Y, sin embargo, después de todo, el arte, mal que bien, puede considerarse defendido, en teoría al menos. El caso del idioma, de nuestro idioma, es otro. Cualquiera puede entrar a saco en él sin que nadie le estorbe. Nadie puede tocar un cuadro ilustre; cualquiera en cambio puede adaptar a Lope, cobrar sus honorarios, figurar a su lado en los carteles. No hace mucho, un anuncio de lanas escrito y calculado con pretendido acento de nostalgia patriótica, tratando del Consejo de la Mesta, incluía el inevitable es por eso que, capaz de alzar de sus tumbas a todo un gremio de honrados castellanos. Otro terrible anuncio de una óptica general e importante, mostraba a los sufridos españoles las ventajas de un modelo de lentillas y, a la vez, su ignorancia elemental de la gramática.

Como el idioma es patrimonio de todos parece ser que todos tienen derecho a maltratarle. A la moda de hablar demasiado bien ha venido a suceder la de hablar mal, que resulta, por cierto, más asequible y fácil. Al esfuerzo de ser concretos y exactos, ha venido a sustituir una serie de claves que, a fuerza de abarcarlo todo, apenas va más allá de un confuso catálogo de voces. No hay palabra más inútil que la que está de moda, ni razón más inepta que la que se pretende imponer a fuerza de repeticiones. Por todo ello, no es raro oír hablar de paquetes de ideas y proyectos. Si las ideas pueden empaquetarse, sobran idiomas, cultura y enseñanza.

De arriba a abajo se maltrata nuestro idioma por desidia, por asombrar a los demás, por falta de elemental conocimiento. Seguramente se habla mal porque se enseña mal; posiblemente se enseña mal porque no alcanza el presupuesto, pero sólo es preciso alejarse un poco de las grandes ciudades y de aquellas otras que imitan sus modas, sus pretensiones y lenguaje, para escuchar ese español que hoy llaman castellano. Según dicen profetas, no del todo simpáticos pero al tanto del tema, el patrimonio artístico nacional no llegará a salvarse en su totalidad, a pesar de la ayuda que el Estado le presta; mas, a pesar de todo, para tal salvación viene a ser tan importante como el dinero de sus arcas una definitiva toma de conciencia.
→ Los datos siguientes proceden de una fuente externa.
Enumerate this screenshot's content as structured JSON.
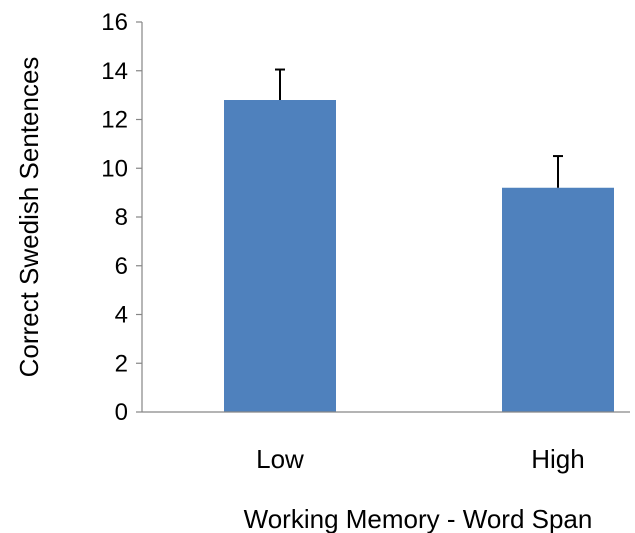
{
  "chart_data": {
    "type": "bar",
    "title": "",
    "xlabel": "Working Memory - Word Span",
    "ylabel": "Correct Swedish Sentences",
    "categories": [
      "Low",
      "High"
    ],
    "values": [
      12.8,
      9.2
    ],
    "error_plus": [
      1.25,
      1.3
    ],
    "ylim": [
      0,
      16
    ],
    "yticks": [
      0,
      2,
      4,
      6,
      8,
      10,
      12,
      14,
      16
    ],
    "ytick_labels": [
      "0",
      "2",
      "4",
      "6",
      "8",
      "10",
      "12",
      "14",
      "16"
    ],
    "grid": false,
    "legend": "none",
    "bar_color": "#4F81BD",
    "axis_color": "#868686",
    "error_bar_color": "#000000"
  }
}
A estos nuevos españoles de hoy se les intenta enseñar a conducir por nuestras carreteras, a respetar los bosques, a pagar los impuestos, a votar, a invertir, a consumir. Nadie intenta enseñarles a hablar, razón primera que suele distinguirnos de los irracionales. Si no aprendemos a hablar nuestro idioma, es decir, a conocernos y respetarnos, mal lo harán los de fuera, aunque, dicho sea en su honor, también hay excepciones. Y en este asunto no entra para nada la eterna cuestión de si una lengua es viva o muerta según su caudal de voces viejas, sabias o nuevas, si es preciso destruirla para solaz de amigos y críticos afines, porque ya dijo Larra que literatura viene a ser espejo y expresión de un país y una época.

Hay una anécdota que corre al filo de los primeros días de la segunda República española. Apenas conocida su proclamación, ciertos grupos se dirigieron a palacio. Cuando llegaron ante su fachada, un cartel improvisado le cubría. «Respeta lo que es tuyo», recomendaba más que exigía. Sea verdad o no, más allá de su recuerdo honrado y populista, resulta evidente que nuestra cultura y nuestro idioma son algo más que un monumento. Suponen nuestra primera razón de ser, nuestro presente y porvenir que es preciso respetar y salvar, como Larra quería, de la frivolidad y la ignorancia de los tiempos actuales.